The specific answers to such a question led to tremendous advancements in the field of physics in the 1900s, but what we care about is that matter basically absorbs light in a very particular manner. The absorbed light must be released in some way. For cooking, what this means is that the extra energy goes into the molecular vibrations of your food, generating thermal energy.

Picking your pots and pans

Convection and conduction are two aspects of the same thing: motion. When electromagnetic waves radiate and are absorbed by matter, it’s the resulting jiggle of the molecules that we know as heat. Convection refers to heat transfer in fluids and conduction in solids.

For a natural gas stove, convection heats the bottom pan of a skillet, allowing for conduction between the skillet and the food. Quality thermal conduction relies on molecules in a solid moving together in synchronized motion. If the material is defective, the motion may be random and not conduct well.

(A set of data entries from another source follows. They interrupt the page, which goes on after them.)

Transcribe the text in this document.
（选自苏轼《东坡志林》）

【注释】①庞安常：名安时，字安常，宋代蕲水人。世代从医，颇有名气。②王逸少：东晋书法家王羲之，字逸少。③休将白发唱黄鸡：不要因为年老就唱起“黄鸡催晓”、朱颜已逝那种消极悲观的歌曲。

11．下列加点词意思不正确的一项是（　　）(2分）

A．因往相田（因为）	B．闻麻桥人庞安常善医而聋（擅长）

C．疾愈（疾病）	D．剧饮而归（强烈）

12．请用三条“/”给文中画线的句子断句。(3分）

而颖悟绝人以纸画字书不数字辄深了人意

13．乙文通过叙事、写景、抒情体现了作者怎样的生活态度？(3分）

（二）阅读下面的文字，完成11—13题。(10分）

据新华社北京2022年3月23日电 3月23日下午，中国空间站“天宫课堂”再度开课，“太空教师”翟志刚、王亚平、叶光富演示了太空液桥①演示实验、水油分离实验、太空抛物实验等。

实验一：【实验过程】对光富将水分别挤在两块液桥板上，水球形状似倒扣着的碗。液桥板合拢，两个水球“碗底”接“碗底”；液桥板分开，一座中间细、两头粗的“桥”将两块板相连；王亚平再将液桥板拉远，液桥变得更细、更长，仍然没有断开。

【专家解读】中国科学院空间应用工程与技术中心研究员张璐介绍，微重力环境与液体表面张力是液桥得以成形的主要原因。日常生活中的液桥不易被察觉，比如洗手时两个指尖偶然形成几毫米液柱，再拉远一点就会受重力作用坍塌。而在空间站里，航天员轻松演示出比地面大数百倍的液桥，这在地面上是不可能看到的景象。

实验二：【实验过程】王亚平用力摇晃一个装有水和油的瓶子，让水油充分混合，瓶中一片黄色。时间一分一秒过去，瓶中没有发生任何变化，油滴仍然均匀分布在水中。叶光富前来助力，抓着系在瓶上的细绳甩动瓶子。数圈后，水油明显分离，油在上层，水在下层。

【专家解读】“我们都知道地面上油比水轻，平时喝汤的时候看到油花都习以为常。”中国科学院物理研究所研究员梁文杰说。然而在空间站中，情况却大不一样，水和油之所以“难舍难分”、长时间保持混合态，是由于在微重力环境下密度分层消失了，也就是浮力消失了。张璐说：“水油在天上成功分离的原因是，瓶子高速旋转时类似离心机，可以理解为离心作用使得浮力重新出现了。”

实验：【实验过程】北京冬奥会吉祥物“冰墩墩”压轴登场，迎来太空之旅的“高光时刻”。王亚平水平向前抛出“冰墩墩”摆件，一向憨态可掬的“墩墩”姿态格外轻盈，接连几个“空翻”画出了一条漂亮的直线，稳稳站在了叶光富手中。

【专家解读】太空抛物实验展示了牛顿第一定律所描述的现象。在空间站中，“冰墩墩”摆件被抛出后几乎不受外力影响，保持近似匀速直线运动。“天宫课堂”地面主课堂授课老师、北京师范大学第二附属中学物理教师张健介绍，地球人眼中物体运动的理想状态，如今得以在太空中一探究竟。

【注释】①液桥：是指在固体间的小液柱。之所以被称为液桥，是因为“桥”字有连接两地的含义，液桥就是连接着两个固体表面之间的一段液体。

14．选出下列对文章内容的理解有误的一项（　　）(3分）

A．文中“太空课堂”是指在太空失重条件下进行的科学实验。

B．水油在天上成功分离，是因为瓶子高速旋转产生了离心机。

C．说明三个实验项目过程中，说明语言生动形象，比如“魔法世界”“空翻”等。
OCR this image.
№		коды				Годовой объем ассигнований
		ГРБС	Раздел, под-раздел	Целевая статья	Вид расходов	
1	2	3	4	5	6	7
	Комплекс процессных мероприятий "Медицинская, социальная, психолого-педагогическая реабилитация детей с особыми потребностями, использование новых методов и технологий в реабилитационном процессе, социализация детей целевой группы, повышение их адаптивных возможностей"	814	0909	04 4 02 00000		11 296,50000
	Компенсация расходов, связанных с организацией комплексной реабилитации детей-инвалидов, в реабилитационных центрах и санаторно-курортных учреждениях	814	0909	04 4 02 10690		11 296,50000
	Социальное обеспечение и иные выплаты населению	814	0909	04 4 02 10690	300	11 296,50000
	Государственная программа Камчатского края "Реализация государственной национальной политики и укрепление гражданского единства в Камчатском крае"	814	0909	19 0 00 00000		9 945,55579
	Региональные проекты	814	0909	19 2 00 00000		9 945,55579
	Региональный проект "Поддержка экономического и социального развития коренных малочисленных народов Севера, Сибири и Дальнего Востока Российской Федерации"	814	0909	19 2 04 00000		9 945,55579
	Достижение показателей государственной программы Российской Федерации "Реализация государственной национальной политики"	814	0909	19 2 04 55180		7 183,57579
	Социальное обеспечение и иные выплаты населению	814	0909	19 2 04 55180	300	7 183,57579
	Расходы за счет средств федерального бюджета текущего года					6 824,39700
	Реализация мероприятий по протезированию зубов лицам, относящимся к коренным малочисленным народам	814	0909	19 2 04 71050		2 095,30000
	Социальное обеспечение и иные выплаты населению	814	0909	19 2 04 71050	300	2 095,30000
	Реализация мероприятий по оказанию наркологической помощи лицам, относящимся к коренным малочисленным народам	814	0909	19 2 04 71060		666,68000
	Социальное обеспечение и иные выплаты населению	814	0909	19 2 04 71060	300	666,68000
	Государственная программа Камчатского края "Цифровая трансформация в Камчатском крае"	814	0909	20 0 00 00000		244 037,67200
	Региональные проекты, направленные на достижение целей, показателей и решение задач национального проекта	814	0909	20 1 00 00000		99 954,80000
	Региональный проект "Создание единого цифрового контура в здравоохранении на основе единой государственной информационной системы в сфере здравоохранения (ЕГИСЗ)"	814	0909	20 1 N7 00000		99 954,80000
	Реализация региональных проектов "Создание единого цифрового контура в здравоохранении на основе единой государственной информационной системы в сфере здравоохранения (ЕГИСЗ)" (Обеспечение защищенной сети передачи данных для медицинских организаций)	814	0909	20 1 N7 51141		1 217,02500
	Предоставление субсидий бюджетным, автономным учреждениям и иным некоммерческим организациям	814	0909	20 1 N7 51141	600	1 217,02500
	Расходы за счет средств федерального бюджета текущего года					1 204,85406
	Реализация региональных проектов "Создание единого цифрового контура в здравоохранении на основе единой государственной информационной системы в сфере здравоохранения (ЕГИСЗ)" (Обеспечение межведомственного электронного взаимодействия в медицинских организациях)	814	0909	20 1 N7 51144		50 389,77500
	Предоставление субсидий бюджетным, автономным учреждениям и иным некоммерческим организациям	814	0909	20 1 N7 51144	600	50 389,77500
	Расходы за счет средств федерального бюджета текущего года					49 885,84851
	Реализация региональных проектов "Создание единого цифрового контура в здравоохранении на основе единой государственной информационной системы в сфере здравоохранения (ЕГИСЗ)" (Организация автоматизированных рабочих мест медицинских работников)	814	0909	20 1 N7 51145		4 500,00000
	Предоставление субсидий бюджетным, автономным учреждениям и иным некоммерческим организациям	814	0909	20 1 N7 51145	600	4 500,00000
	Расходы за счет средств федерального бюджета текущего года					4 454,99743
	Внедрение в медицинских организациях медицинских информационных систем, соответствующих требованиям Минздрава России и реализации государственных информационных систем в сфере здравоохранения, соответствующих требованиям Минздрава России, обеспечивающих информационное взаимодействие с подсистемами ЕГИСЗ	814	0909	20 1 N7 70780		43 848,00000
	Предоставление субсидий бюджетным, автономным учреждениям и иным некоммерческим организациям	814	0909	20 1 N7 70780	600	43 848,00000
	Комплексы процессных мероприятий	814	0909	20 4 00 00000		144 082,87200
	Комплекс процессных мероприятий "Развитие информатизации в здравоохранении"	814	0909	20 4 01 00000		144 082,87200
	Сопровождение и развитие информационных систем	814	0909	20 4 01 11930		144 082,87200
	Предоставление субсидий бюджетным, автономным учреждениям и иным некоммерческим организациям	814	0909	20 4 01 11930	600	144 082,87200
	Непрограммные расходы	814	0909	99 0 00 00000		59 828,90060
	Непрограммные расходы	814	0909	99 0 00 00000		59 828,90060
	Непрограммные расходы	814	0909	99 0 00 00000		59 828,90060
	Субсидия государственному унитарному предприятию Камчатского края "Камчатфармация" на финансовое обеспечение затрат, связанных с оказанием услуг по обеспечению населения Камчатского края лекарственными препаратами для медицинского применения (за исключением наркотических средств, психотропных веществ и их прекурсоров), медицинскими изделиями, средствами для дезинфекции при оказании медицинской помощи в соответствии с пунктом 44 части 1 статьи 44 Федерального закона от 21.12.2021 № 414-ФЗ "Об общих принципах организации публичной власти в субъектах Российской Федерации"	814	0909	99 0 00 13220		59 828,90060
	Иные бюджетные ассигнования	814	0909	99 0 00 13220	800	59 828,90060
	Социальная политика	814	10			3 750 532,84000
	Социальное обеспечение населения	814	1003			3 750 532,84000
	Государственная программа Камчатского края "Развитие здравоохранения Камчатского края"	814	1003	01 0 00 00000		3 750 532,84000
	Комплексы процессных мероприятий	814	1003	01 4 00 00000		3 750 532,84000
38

The surface of food heats first, as one would expect. The trick in cooking is to make sure the insides cook just as well.

So what makes for an adequate skillet? Two things: the abilities of a skillet to distribute and retain heat well. Distribution relies on good thermal conduction, so metals without many defects are best. But what about retention?

Retention is referred to as an object’s heat capacity – basically how much thermal energy it can store. The key property that determines this is how much stuff is in the material. If it’s super dense, then it can retain a lot of its heat, while if not, it’s going to dissipate it very quickly.

If you’ve ever been to a Korean restaurant, you may have been served food in a granite bowl. This material has a massive heat capacity and retains so much heat that it will still be cooking your food when they serve it to you.

Stainless steel is dense but it has a lot of impurities in it due to alloying. Hence, it conducts heat poorly but is fantastic at retaining it. Aluminum is a great conductor of heat since it’s a pure metal, but it is light and cannot retain its heat well. Laminated pots, a sheet of aluminum in between two sheets of stainless steel, are very common as they combine both properties. A fantastic metal to use is copper, due to its high density and great thermal conduction, but these properties are what makes it more expensive than others.

Electric or gas?

So far, we have been neglecting those who may use electric stoves. There is nothing wrong with this, after all, heat is heat. Why do so many chefs prefer using gas stoves instead?

Electric stoves tend to lack the precision of natural gas stoves, making the control of heat transfer more difficult. An electric stove tries to pump electricity through a highly resistant material, thus generating heat and then immediately conducting into the pot. However, this takes a while compared to the almost instantaneous burst of flame. Quickly adjusting the temperature is a bit of a challenge as well. For a flame, it’s a quick turn of the knob. For the electric stove, it’s the quick turn of a knob plus the wait for the heat to dissipate off the coils.

Control of the oven is absolutely vital to a chef. Using the right ingredients at the right time is important, but the true art of cooking involves mastering heat. This is more than just the food – it’s also making sure the chef has the right tools at hand.